The moment that she said it, Hope knew she shouldn’t
have,
even though it had to be said, and Jack was shooting her a look, the look he always gave her when she was drunk and behaving like a complete tool, or she was kicking off about something that didn’t really warrant a kicking-off when he was trying to work or watch something on TV. It was a look that very clearly said, ‘Tread carefully, because you’re
this
close to sleeping on the sofa tonight.’

‘It was messy, Hope. Everyone got hurt,’ he said thinly. ‘Of course there was going to be fallout and … overlap.’

‘I wasn’t overlapping with Wilson. It was just one kiss and you were staying round at Susie’s then anyway and it wasn’t like …’

‘Well, it’s not important now, and, well, I won’t see Susie while we’re having a bash at this counselling,’ Jack said, with a little expectant glance as if he wanted Hope to lavish praise on him. ‘That shows some commitment, doesn’t it?’

‘Yeah, well, the last time you said you wouldn’t see Susie wasn’t such a rousing success, was it?’ She actually smacked her hand against her forehead in an attempt to smack some sense into her brain. ‘I’m sorry! I don’t mean to keep being so, y’know …’

‘Bitchy?’ Jack suggested.

‘Yes, bitchy, but I’m angry with you, Jack. Doesn’t mean I don’t love you, but I’m really, really mad at you,’ Hope admitted, not that it was breaking news. ‘But well, I won’t see Wilson again if you don’t want me to. Not that there’s anything between us. We’re sort of friends now, but friends that argue a lot.’

‘And friends that kiss?’ Jack still wasn’t sounding bothered about it. Curious and intrigued, but not as if he was about to storm round to Wilson’s loft and ask him to step outside.
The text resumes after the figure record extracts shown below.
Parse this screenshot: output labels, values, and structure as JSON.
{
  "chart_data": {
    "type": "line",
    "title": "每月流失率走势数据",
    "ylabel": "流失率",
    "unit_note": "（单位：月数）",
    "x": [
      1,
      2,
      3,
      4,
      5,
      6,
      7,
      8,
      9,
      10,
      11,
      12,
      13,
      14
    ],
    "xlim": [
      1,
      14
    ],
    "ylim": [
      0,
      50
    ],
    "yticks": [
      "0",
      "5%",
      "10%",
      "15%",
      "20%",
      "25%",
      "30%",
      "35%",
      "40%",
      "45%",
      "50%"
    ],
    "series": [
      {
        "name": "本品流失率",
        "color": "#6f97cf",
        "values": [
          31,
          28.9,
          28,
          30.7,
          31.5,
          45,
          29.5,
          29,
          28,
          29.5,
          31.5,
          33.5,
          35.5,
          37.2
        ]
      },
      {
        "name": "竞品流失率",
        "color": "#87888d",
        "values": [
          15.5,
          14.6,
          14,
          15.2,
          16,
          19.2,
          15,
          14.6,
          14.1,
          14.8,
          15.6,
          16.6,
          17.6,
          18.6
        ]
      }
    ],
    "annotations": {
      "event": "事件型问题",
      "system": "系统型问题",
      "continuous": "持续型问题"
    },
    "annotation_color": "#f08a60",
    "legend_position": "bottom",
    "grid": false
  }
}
‘I think he was just trying to prove a point. It didn’t mean anything to him,’ Hope said, though she wasn’t sure if that was true.

Jack seemed convinced, though. ‘Look, I’m fine with you
seeing
him, because I trust you. And if this works out then maybe you’ll start trusting me again, too.’

‘Anyway, this counsellor person, do you have any idea how to find one?’ Hope asked, more to change the subject than anything else, because the subject was making her feel very uncomfortable. ‘Shall we Google it?’

‘I think Max, our Editor at Large, is in therapy … he spends a lot of time in LA … I could ask him.’ Jack pinched her thigh. ‘But I’m not seeing anyone who has a framed quote from
Jonathan Livingston Seagull
on their office wall, agreed?’

‘Hell, yeah, it’s agreed. And if anything in their office is made from raffia, batik or bark, then we’re leaving right away.’

‘Ditto for dreamcatchers hanging up in the window, and if they have a special talking stick that you have to hold if you want to speak.’

‘And a big box of tissues in a prominent position on the coffee table that’s been made from re-purposed driftwood,’ Hope added, and this time when she caught Jack’s eye, they both grinned.

It was good to know that they were still in complete agreement about some things, even if it was their absolute dealbreakers for choosing a counsellor who might be able to save them from themselves.

 

THE COUNSELLOR THEY
eventually found, through Jack’s colleague Max, didn’t have any touchy-feely hippie paraphernalia in her practice rooms, apart from ‘a metric arseload of pictures of her cat’, and when Hope phoned to book their first appointment, she didn’t issue forth a great stream of psychobabble, but sounded brisk and businesslike. Though that may have been more to do with the way she insisted that they pay for six sessions up front.